FARMINGTON  A big victory for one of the world's oldest sports resulted in a loss for two of the most popular sports.

The International Olympic Committee reinstated wrestling as an Olympic sport just months after announcing its removal in February. Wrestling received 49 votes from IOC delegates on Sunday to earn the final spot in the 2020 and 2024 summer games. Wrestling beat out a combined bid from baseball and softball, which received 24 votes, and squash, which earned 22 votes.

Sunday's announcement was followed by jubilation from wrestling communities across the globe who rallied to make drastic changes to the sport's rules and presentation to appeal more to the Olympic organizers and audience.

"Getting Olympic wrestling reinstated just proves how popular and powerful this sport really is not only in the United States, but worldwide," said Piedra Vista High School's wrestling coach Levi Stout, who was active in the Save Olympic Wrestling campaign. "It was overwhelming to be in the middle of the Save Olympic Wrestling network. I have been flooded with emails and direct messages."

Stout said the wrestling family rallied together over the last seven months to help save the sport.

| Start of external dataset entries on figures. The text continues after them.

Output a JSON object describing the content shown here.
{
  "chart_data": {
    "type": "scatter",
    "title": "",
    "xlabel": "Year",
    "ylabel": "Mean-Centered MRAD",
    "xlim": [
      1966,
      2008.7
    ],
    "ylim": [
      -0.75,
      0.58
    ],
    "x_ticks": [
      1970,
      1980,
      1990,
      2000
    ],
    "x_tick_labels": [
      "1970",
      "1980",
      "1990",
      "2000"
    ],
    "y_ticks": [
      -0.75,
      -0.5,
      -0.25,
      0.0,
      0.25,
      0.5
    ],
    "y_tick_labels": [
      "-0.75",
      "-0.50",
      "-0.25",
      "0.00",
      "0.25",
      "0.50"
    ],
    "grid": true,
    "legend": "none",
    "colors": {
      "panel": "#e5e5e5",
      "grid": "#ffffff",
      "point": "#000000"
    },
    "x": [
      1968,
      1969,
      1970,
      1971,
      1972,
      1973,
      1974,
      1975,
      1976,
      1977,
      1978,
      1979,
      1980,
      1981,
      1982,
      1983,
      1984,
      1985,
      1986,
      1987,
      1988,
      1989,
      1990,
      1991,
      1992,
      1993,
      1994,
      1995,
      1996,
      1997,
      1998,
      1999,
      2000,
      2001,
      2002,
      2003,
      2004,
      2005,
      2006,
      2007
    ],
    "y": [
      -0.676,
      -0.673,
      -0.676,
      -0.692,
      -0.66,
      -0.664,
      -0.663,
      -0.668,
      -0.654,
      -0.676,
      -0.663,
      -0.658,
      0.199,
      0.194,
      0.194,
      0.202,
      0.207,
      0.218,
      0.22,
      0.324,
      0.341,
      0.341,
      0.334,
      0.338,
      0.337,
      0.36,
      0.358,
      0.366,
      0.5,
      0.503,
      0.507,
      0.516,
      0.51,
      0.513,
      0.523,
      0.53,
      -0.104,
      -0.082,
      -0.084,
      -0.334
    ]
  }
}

"Everyone from Dan Gable to Cael Sanderson to our little Four Corners community of supporters, I feel like we all did our part," said the three-time state championship winning coach.

Stout called Sunday's announcement a big victory for wrestling at all levels, especially at the youth level where future Olympians are made.

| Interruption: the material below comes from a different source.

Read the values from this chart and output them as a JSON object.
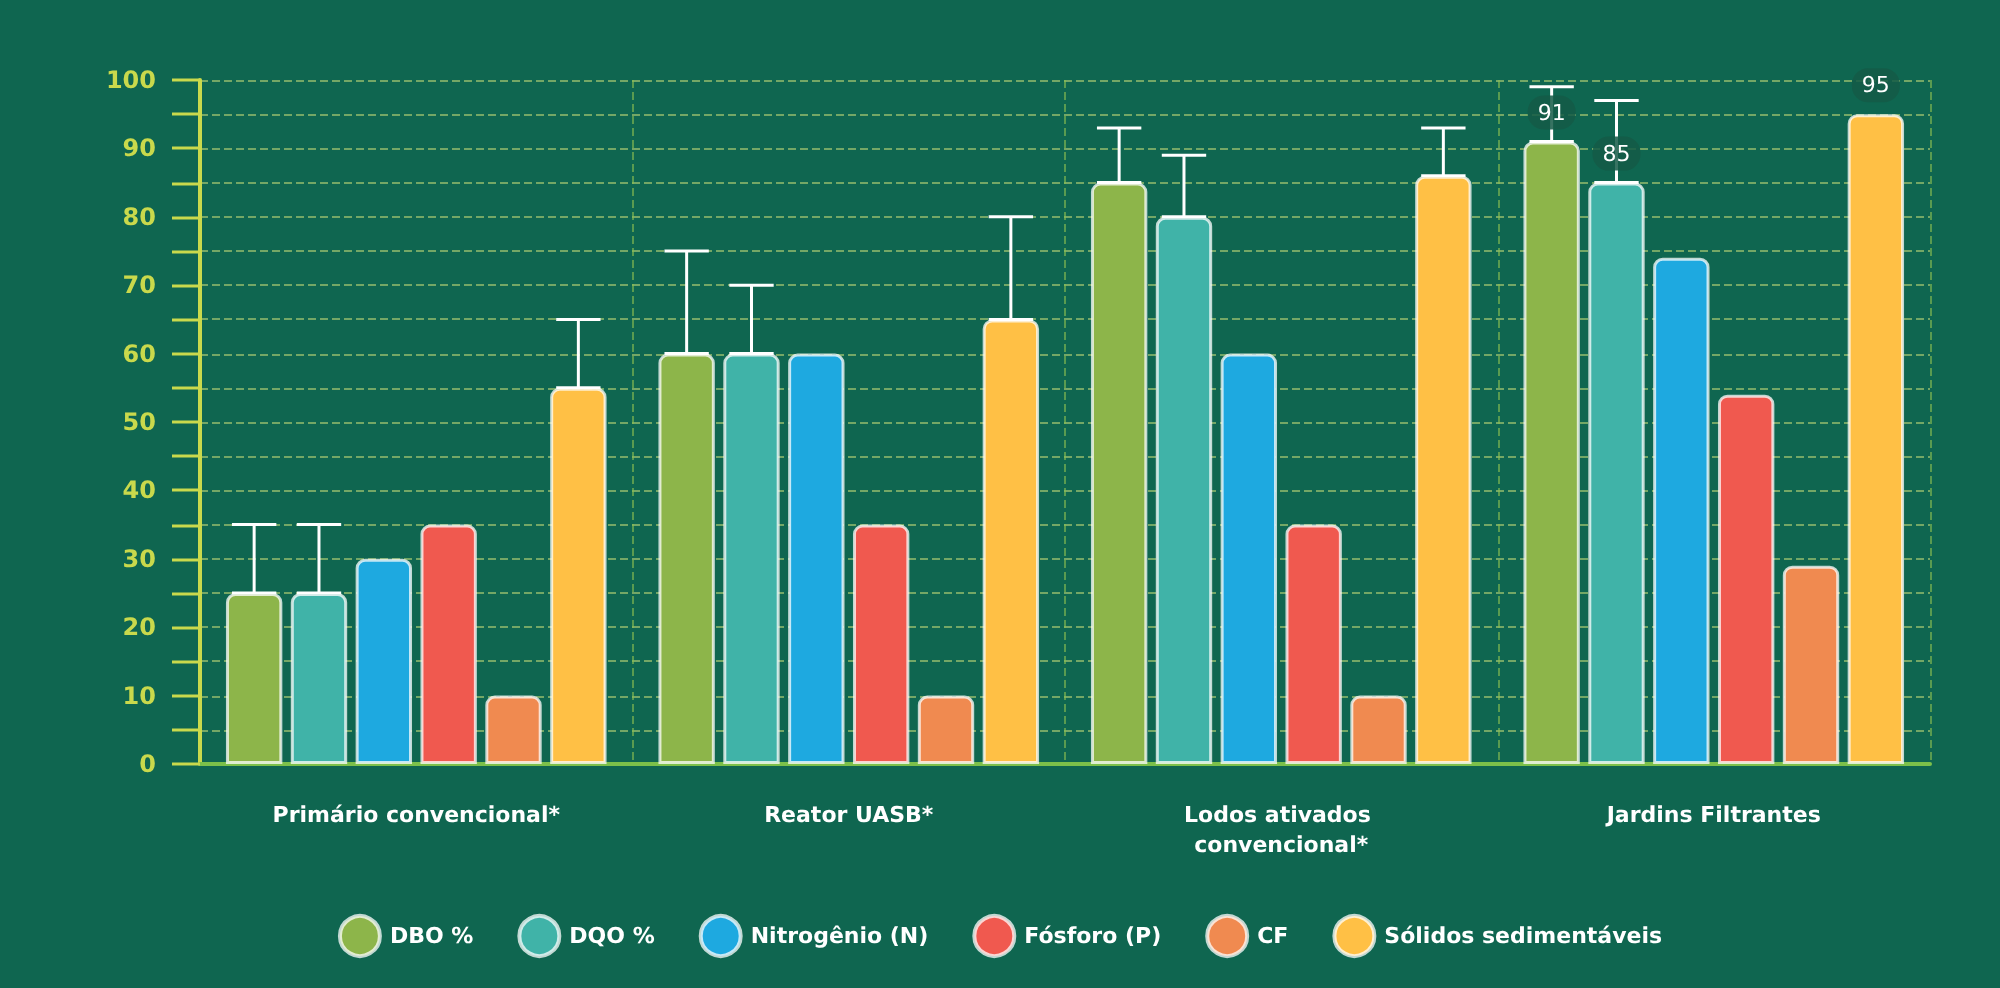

"It keeps the dream alive. There are a lot of kids that are too small for football or too short for basketball. Those kids become wrestlers," he said. "They are young, but they set goals to one day wrestle in the Olympics."

While wrestling fans celebrated, those hoping for softball's return to the Olympics were left questioning their strategy, especially after wrestling's media blitz left few doubting wrestling would take the bid ahead of softball.

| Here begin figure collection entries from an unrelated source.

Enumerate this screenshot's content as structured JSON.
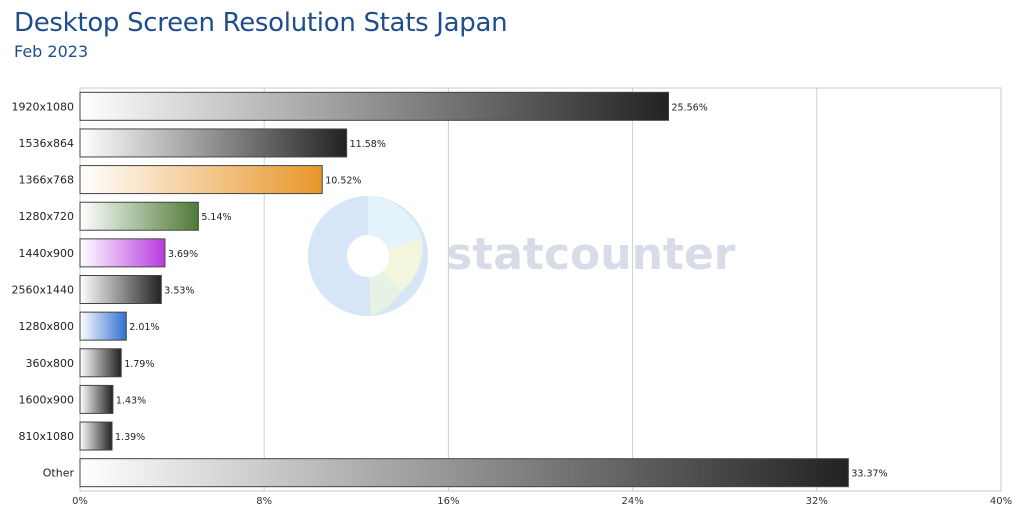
{
  "header": {
    "title": "Desktop Screen Resolution Stats Japan",
    "subtitle": "Feb 2023"
  },
  "watermark": {
    "text": "statcounter"
  },
  "chart_data": {
    "type": "bar",
    "orientation": "horizontal",
    "title": "Desktop Screen Resolution Stats Japan",
    "subtitle": "Feb 2023",
    "xlim": [
      0,
      40
    ],
    "ticks": [
      "0%",
      "8%",
      "16%",
      "24%",
      "32%",
      "40%"
    ],
    "tick_values": [
      0,
      8,
      16,
      24,
      32,
      40
    ],
    "grid": true,
    "legend": "none",
    "categories": [
      "1920x1080",
      "1536x864",
      "1366x768",
      "1280x720",
      "1440x900",
      "2560x1440",
      "1280x800",
      "360x800",
      "1600x900",
      "810x1080",
      "Other"
    ],
    "values": [
      25.56,
      11.58,
      10.52,
      5.14,
      3.69,
      3.53,
      2.01,
      1.79,
      1.43,
      1.39,
      33.37
    ],
    "labels": [
      "25.56%",
      "11.58%",
      "10.52%",
      "5.14%",
      "3.69%",
      "3.53%",
      "2.01%",
      "1.79%",
      "1.43%",
      "1.39%",
      "33.37%"
    ],
    "colors": [
      "#222222",
      "#222222",
      "#e8962a",
      "#4e7a35",
      "#b93be0",
      "#222222",
      "#2f6fd1",
      "#222222",
      "#222222",
      "#222222",
      "#222222"
    ]
  }
}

"When the IOC cut wrestling in February, it had the inside track to bring that back ASAP, which they should and I totally agree with," said Piedra Vista softball head coach Kevin Werth, who has won eight consecutive 4A state titles and has been named a National High School Coaches Association National Coach of the Year. "Wrestling should be in the Olympics, but, if wrestling wasn't there, softball would have had a much better shot. I tend to agree that softball should not have been paired up with baseball as a joint bid. Softball should have probably stayed independent."

The IOC eliminated the sport, which has been heavily associated with performance enhancing drugs, in 2005. That vote also eliminated softball, and the two sports have been trying to regain Olympic status ever since.

Werth said Olympic softball has a more important role than baseball when it comes to youth.

"We have to look at it more for females. For young boys, Major League Baseball exists. They have that option that softball girls don't," Werth said. "Most young boys dream to play Major League Baseball, but young girls, their dream is to play in the Olympics for the national team. That has been taken away, and it is sad they can't reinstate it because softball has become a competitive global sport."

Werth thought softball stood its best chance to be reinstated for the 2020 games in Tokyo because Japan won the last gold medal in the event in the 2008 games. With sports such as speed-walking, table tennis, trampoline and badminton still on the Olympic program, Werth said the IOC needs to take a serious look at popular sports like softball.

"The softball community will keep fighting and growing and try to one day make it back to the Olympics," he said. "They talk about softball being a popular television sport on ESPN, but I don't know. I have a bean bag toss game at my house, maybe I will work on that in case they decide to make that an Olympic sport instead of softball."